Dave Gibson, one of the country’s most high profile producers, has been appointed chief executive of the New Zealand Film Commission.
Gibson replaces Graeme Mason who took up his new role at Screen Australia a couple of weeks ago, the equivalent government agency of New Zealand’s nearest neighbour.
Gibson is both good-natured and not afraid to speak out. His move from the private sector into government will surprise some because of his fierce independence.
His decision to take up this role also represents a move from television into film. He has produced several feature films but for most of his career has working in television across a range of formats and also interactive systems for museums across the world.
The NZFC is responsible for directly funding film not television (handled by New Zealand On Air) although it does administer the Screen Production Incentive Fund, which caters for blue chip television drama.

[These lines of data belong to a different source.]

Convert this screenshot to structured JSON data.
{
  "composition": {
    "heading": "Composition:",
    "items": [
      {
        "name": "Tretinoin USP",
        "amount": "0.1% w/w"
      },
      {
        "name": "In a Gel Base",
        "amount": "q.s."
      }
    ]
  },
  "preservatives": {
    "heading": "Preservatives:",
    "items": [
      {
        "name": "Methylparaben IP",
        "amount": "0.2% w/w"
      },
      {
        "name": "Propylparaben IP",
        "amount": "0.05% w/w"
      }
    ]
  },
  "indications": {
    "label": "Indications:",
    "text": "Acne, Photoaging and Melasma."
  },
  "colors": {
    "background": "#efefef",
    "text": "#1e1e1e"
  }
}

Gibson’s feature film credits include Danny Mulheron’s Fresh Meat, which starred Temuera Morrison as a cannibal, and Glenn Standring’s The Irrefutable Truth About Demons.
“Dave Gibson is one of New Zealand’s most experienced film and television producers and we are delighted to have secured his services for this important leadership role,” said NZFC chair Patsy Reddy.
“He has a depth and breadth of knowledge and experience of the New Zealand industry across both film and television which we see as invaluable for the NZFC, particularly as we seek to encourage the development of sustainable businesses with stronger international reach.”
Gibson takes up the five-year contract from January and has decided not to talk publicly until then.
A statement from NZFC noted that he is in the process of selling his shares in The Gibson Group, which he established 35 years ago, to a group of senior staff members and the sale would be completed by the time he takes the reins at the NZFC. He told ScreenDaily that those senior staff members are Victoria Spackman, Allan Smith, Brett Tompkins and Bevin Linkhorn.
Gibson has won dozens of awards for his productions and, via various organisations, has been very active as an industry lobbyist.
He was named in the 2012 Queen’s Birthday Honours list: his Office of the New Zealand Order of Merit is for services to the film and television industry.